8 (delapan) prinsip manajemen mutu Kementerian Pekerjaan Umum dalam setiap proses kegiatan, yang
meliputi :
• Fokus pelanggan;
• Kepemimpinan;
• Keterlibatan personil;
• Pendekatan proses;
• Pendekatan sistem terhadap manajemen;
• Perbaikan berkesinambungan;
• Pendekatan faktual dalam pengambilan keputusan;
• Hubungan pemasok yang saling menguntungkan.
Manfaat pembuatan Rencana Mutu ini adalah agar seluruh jajaran pelaksanaan kegaiatan memiliki
acuan kerja yang sama dalam rangka penyelenggaraan kegiatan di Unit Kerja/Unit Pelaksana dan sebagai
sarana pengendalian yang efektif untuk memantau dan mengukur kinerja proses dan produk selama
melaksanakan kegiatan dan juga sebagai dasar pengedalian biaya, mutu, waktu untuk mencapai produk yang
memenuhi spesifikasi teknis.
Definisi Mutu
- Menurut W. Edwards Deming “Mutu” adalah Kesesuaian dengan kebutuhan pasar atau konsumen.

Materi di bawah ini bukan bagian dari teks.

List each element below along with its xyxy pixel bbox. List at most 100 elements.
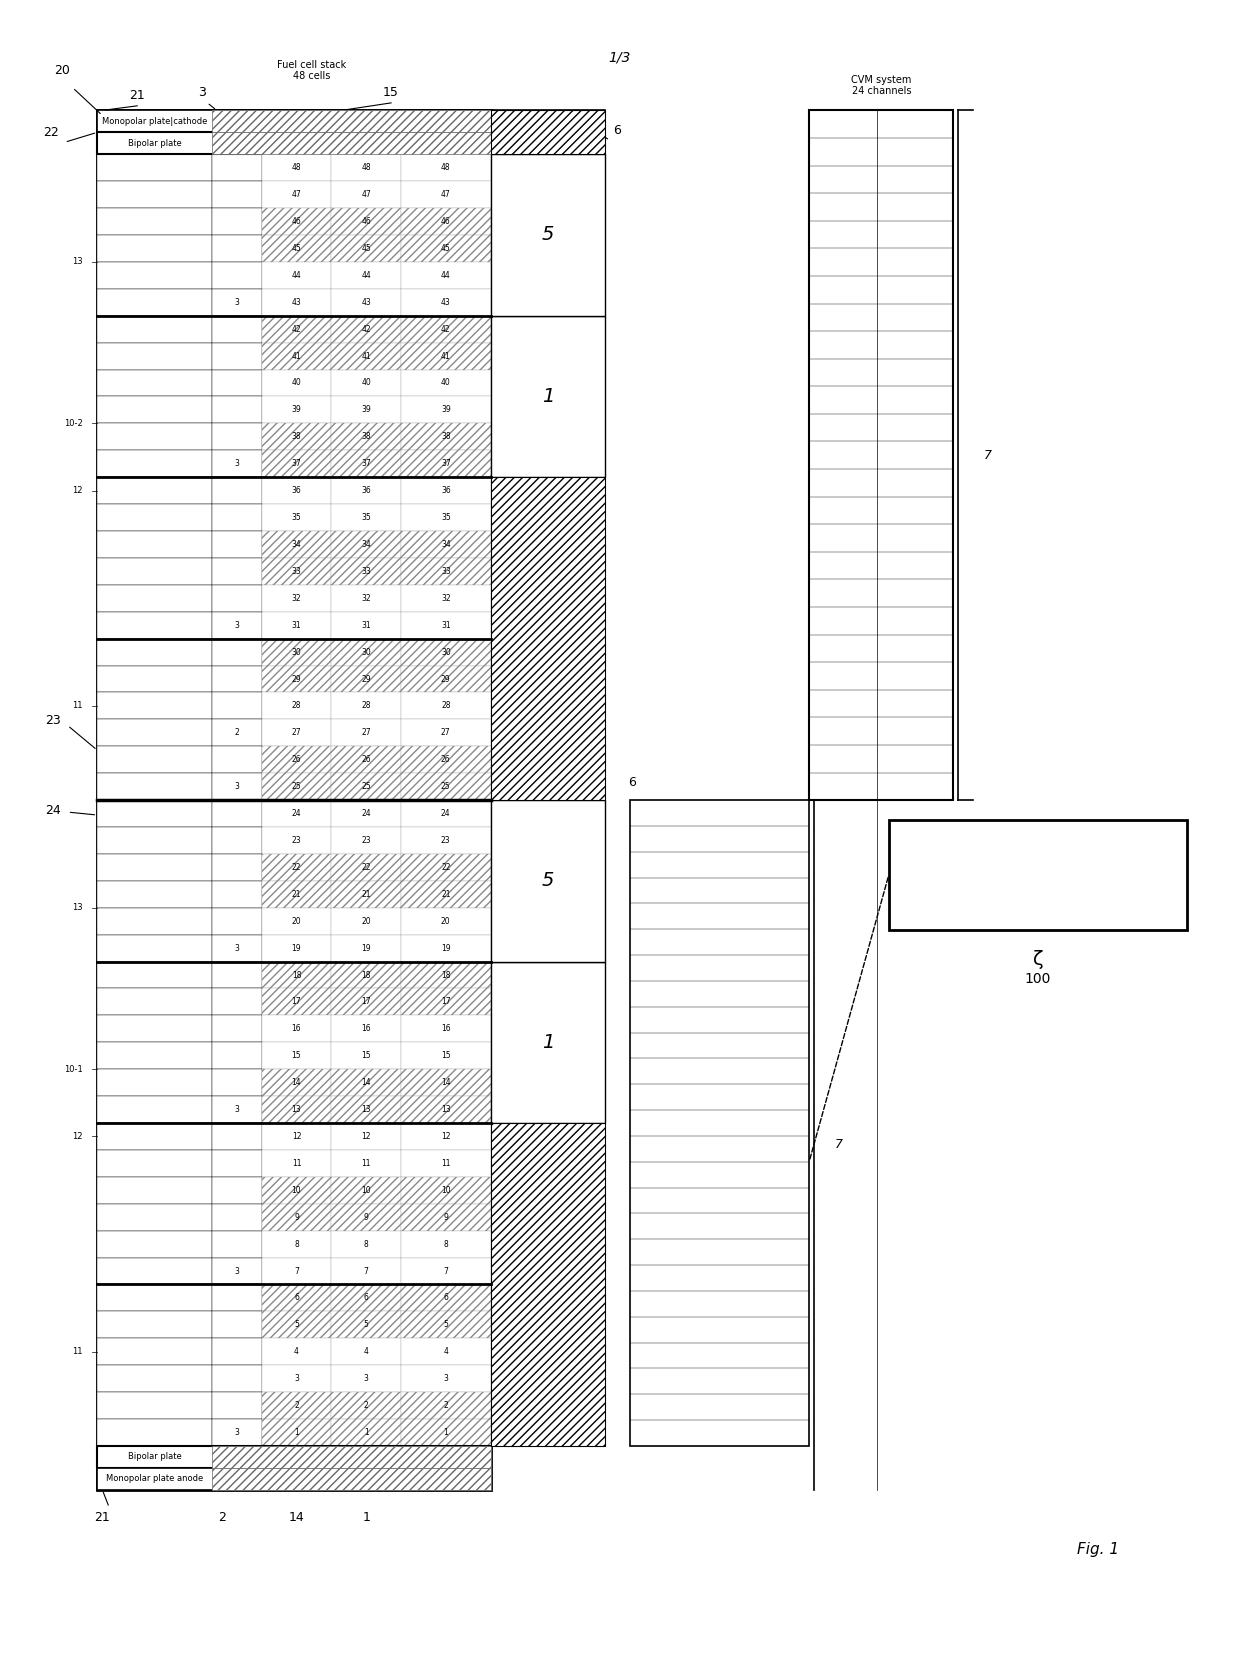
Bar — [401, 1203, 491, 1231]
Bar — [401, 316, 491, 343]
Text: -19: -19 — [663, 964, 676, 971]
Bar — [212, 1418, 262, 1447]
Bar — [212, 935, 262, 961]
Text: +11: +11 — [763, 1171, 777, 1178]
Text: 42: 42 — [291, 325, 301, 333]
Text: 3: 3 — [234, 298, 239, 307]
Bar — [98, 1042, 212, 1069]
Bar — [98, 1468, 491, 1490]
Text: 17: 17 — [361, 998, 371, 1006]
Bar — [401, 989, 491, 1016]
Text: -21: -21 — [835, 232, 847, 237]
Bar — [98, 935, 212, 961]
Text: +8: +8 — [764, 1249, 775, 1254]
Text: 10-2: 10-2 — [63, 419, 82, 428]
Text: 12: 12 — [72, 1132, 82, 1142]
Bar — [331, 1392, 401, 1418]
Bar — [262, 1095, 331, 1123]
Text: 30: 30 — [361, 648, 371, 656]
Bar — [212, 111, 491, 133]
Bar — [98, 343, 212, 370]
Text: 13: 13 — [441, 1105, 450, 1114]
Bar — [98, 989, 212, 1016]
Bar — [212, 585, 262, 611]
Text: 1: 1 — [363, 1428, 368, 1437]
Bar — [98, 1203, 212, 1231]
Text: -11: -11 — [663, 1171, 676, 1178]
Bar — [212, 1203, 262, 1231]
Text: 30: 30 — [291, 648, 301, 656]
Text: 28: 28 — [291, 701, 301, 711]
Text: +15: +15 — [763, 1069, 777, 1074]
Bar — [331, 235, 401, 262]
Bar — [630, 800, 810, 1447]
Bar — [98, 1016, 212, 1042]
Bar — [401, 693, 491, 719]
Text: 15: 15 — [441, 1051, 450, 1060]
Text: 21: 21 — [94, 1511, 110, 1524]
Text: 16: 16 — [291, 1024, 301, 1034]
Text: -17: -17 — [663, 1017, 676, 1022]
Bar — [262, 1365, 331, 1392]
Text: 47: 47 — [441, 191, 450, 199]
Text: 48: 48 — [361, 118, 372, 126]
Text: 1: 1 — [542, 1032, 554, 1052]
Text: 0: 0 — [294, 1475, 299, 1483]
Text: 6: 6 — [294, 1294, 299, 1302]
Bar — [212, 1311, 262, 1339]
Text: 33: 33 — [291, 567, 301, 577]
Text: 35: 35 — [441, 514, 450, 522]
Text: 1: 1 — [443, 1475, 449, 1483]
Text: 3: 3 — [234, 1105, 239, 1114]
Text: 44: 44 — [441, 270, 450, 280]
Bar — [98, 961, 212, 989]
Bar — [212, 666, 262, 693]
Text: -20: -20 — [835, 258, 847, 265]
Bar — [401, 1284, 491, 1311]
Bar — [212, 262, 262, 288]
Bar — [331, 638, 401, 666]
Text: 4: 4 — [294, 1347, 299, 1355]
Text: +13: +13 — [763, 1120, 777, 1127]
Text: 10: 10 — [441, 1186, 450, 1195]
Bar — [401, 181, 491, 209]
Text: 34: 34 — [441, 540, 450, 548]
Bar — [331, 209, 401, 235]
Text: 1: 1 — [444, 1428, 448, 1437]
Bar — [212, 638, 262, 666]
Text: +15: +15 — [914, 398, 930, 403]
Bar — [212, 908, 262, 935]
Text: Bipolar plate: Bipolar plate — [128, 1453, 181, 1461]
Text: 19: 19 — [361, 943, 371, 953]
Text: +2: +2 — [764, 1403, 775, 1410]
Text: 37: 37 — [361, 459, 371, 469]
Bar — [212, 370, 262, 396]
Bar — [262, 181, 331, 209]
Text: 27: 27 — [291, 729, 301, 737]
Bar — [401, 1418, 491, 1447]
Text: 36: 36 — [291, 486, 301, 495]
Text: 6: 6 — [444, 1294, 448, 1302]
Bar — [98, 827, 212, 853]
Bar — [212, 1095, 262, 1123]
Text: 3: 3 — [234, 782, 239, 790]
Bar — [212, 154, 262, 181]
Text: 6: 6 — [627, 775, 636, 789]
Bar — [331, 1418, 401, 1447]
Text: 43: 43 — [291, 298, 301, 307]
Bar — [889, 820, 1188, 930]
Bar — [262, 209, 331, 235]
Bar — [98, 288, 212, 316]
Bar — [331, 370, 401, 396]
Text: -23: -23 — [663, 862, 676, 868]
Text: 42: 42 — [441, 325, 450, 333]
Bar — [262, 1231, 331, 1258]
Text: 27: 27 — [361, 729, 371, 737]
Bar — [98, 1418, 212, 1447]
Text: +22: +22 — [914, 204, 930, 210]
Text: -6: -6 — [666, 1301, 673, 1307]
Bar — [331, 396, 401, 423]
Text: 14: 14 — [289, 1511, 304, 1524]
Bar — [331, 611, 401, 638]
Text: +6: +6 — [916, 645, 928, 651]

Suatu Organisasi atau lembaga harus benar-benar dapat memahami apa yang dibutuhkan oleh
konsumen atas sebuah produk atau layanan yang akan dihasilkan.
- Juran mendefinisikan Mutu sebagai cocok/sesuai untuk digunakan (fitness for use). Mutu menurut Juran
Kesesuaian terhadap spesifikasi, yang mengandung pengertian bahwa suatu barang atau jasa harus
dapat memenuhi apa yang diharapkan oleh para pemakainya.

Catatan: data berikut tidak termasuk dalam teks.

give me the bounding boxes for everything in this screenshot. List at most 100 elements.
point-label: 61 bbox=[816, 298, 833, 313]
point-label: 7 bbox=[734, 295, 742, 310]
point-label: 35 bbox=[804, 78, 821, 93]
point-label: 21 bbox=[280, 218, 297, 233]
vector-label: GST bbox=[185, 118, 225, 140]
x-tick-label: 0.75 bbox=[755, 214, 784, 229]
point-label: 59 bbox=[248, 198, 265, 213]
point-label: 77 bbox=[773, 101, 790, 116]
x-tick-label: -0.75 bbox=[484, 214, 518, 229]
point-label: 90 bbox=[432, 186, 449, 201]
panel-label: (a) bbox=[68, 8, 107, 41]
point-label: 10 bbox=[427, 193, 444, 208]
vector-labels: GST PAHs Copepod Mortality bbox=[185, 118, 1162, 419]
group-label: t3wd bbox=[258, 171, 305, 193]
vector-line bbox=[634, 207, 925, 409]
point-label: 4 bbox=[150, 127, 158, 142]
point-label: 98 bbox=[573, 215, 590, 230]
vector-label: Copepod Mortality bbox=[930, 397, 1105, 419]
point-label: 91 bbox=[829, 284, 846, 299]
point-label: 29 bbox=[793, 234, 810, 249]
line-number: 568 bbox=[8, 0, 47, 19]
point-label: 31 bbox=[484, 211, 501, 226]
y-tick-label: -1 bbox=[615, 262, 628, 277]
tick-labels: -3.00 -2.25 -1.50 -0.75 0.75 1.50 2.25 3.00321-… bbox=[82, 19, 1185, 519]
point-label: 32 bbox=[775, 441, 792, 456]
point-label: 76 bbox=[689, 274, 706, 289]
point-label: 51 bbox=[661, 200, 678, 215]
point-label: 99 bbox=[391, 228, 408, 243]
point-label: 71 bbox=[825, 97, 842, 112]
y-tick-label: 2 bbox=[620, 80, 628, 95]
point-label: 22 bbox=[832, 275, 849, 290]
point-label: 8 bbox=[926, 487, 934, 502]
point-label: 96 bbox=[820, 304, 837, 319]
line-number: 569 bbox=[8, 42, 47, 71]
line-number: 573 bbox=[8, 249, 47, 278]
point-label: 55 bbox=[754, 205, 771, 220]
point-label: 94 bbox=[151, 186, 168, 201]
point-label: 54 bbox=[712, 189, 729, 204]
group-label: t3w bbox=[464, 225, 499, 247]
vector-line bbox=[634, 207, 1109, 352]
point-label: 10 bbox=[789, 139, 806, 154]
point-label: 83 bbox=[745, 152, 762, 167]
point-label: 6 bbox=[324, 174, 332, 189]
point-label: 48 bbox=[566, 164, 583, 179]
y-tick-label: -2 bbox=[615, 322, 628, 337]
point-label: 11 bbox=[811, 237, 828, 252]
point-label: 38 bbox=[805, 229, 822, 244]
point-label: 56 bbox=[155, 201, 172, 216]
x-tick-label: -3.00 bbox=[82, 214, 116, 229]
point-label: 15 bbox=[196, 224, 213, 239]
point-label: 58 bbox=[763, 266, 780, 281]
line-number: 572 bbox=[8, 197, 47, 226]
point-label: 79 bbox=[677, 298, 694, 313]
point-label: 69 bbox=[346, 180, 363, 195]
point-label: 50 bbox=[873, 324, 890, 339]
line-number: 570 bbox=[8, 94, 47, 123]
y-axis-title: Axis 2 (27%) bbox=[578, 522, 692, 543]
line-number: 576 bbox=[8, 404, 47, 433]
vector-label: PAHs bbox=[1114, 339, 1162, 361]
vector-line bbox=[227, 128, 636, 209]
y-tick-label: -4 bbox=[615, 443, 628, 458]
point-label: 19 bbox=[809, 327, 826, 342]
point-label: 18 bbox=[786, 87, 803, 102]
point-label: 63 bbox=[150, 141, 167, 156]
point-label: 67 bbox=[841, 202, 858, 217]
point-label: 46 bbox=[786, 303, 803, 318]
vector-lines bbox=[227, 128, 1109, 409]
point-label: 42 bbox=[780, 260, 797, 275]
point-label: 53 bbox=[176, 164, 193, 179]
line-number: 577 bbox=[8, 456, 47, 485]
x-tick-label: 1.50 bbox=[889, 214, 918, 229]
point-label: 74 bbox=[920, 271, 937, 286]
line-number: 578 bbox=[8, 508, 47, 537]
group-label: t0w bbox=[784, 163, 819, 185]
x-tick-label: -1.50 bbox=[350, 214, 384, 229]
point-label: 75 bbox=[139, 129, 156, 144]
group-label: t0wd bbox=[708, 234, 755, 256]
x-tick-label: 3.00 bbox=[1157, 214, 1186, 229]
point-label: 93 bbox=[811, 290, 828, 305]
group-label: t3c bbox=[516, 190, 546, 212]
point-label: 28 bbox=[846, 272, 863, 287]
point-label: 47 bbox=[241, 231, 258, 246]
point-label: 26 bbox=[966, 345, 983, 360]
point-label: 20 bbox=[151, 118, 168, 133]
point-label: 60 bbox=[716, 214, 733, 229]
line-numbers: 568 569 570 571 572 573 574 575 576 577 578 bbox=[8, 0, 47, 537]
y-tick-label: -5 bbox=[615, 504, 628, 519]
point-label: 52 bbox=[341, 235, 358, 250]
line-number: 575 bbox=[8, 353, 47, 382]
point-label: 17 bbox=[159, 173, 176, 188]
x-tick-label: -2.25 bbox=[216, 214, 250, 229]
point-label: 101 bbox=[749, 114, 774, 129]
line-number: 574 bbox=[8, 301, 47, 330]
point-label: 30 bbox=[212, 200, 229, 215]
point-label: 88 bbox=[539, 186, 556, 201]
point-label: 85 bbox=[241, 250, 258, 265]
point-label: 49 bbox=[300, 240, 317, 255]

- Menurut Philip Crosby “Mutu” adalah conformance to requirement yaitu sesuai yang disyaratkan atau
distandarkan. Suatu produk dikatan bermutu apabila sesuai dengan standar mutu yang disyaratkan.

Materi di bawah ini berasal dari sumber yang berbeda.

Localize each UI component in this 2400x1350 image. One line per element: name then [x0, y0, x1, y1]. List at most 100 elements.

- Menurut Permen PU No. 04/PRT/M/2009, mutu adalah gambaran dan karakteristik menyeluruh dari
barang/jasa yang menunjukkan kemampuannya dalam pemenuhan persyaratan yang ditentukan atau
yang tersirat.
1
Kepuasan Pelanggan
Ada beberapa pakar yang memberikan definisi tentang kepuasan/ketidakpuasan seperti Day (dalam Tjiptono,
2001 : 146) menyatakan bahwa kepuasan atau ketidakpuasan pelanggan adalah respon pelanggan terhadap
evaluasi ketidaksesuaian (disconfirmation) yang dirasakan antara harapan sebelumnya dan kinerja aktual
produk yang dirasakan setelah pemakaiannya.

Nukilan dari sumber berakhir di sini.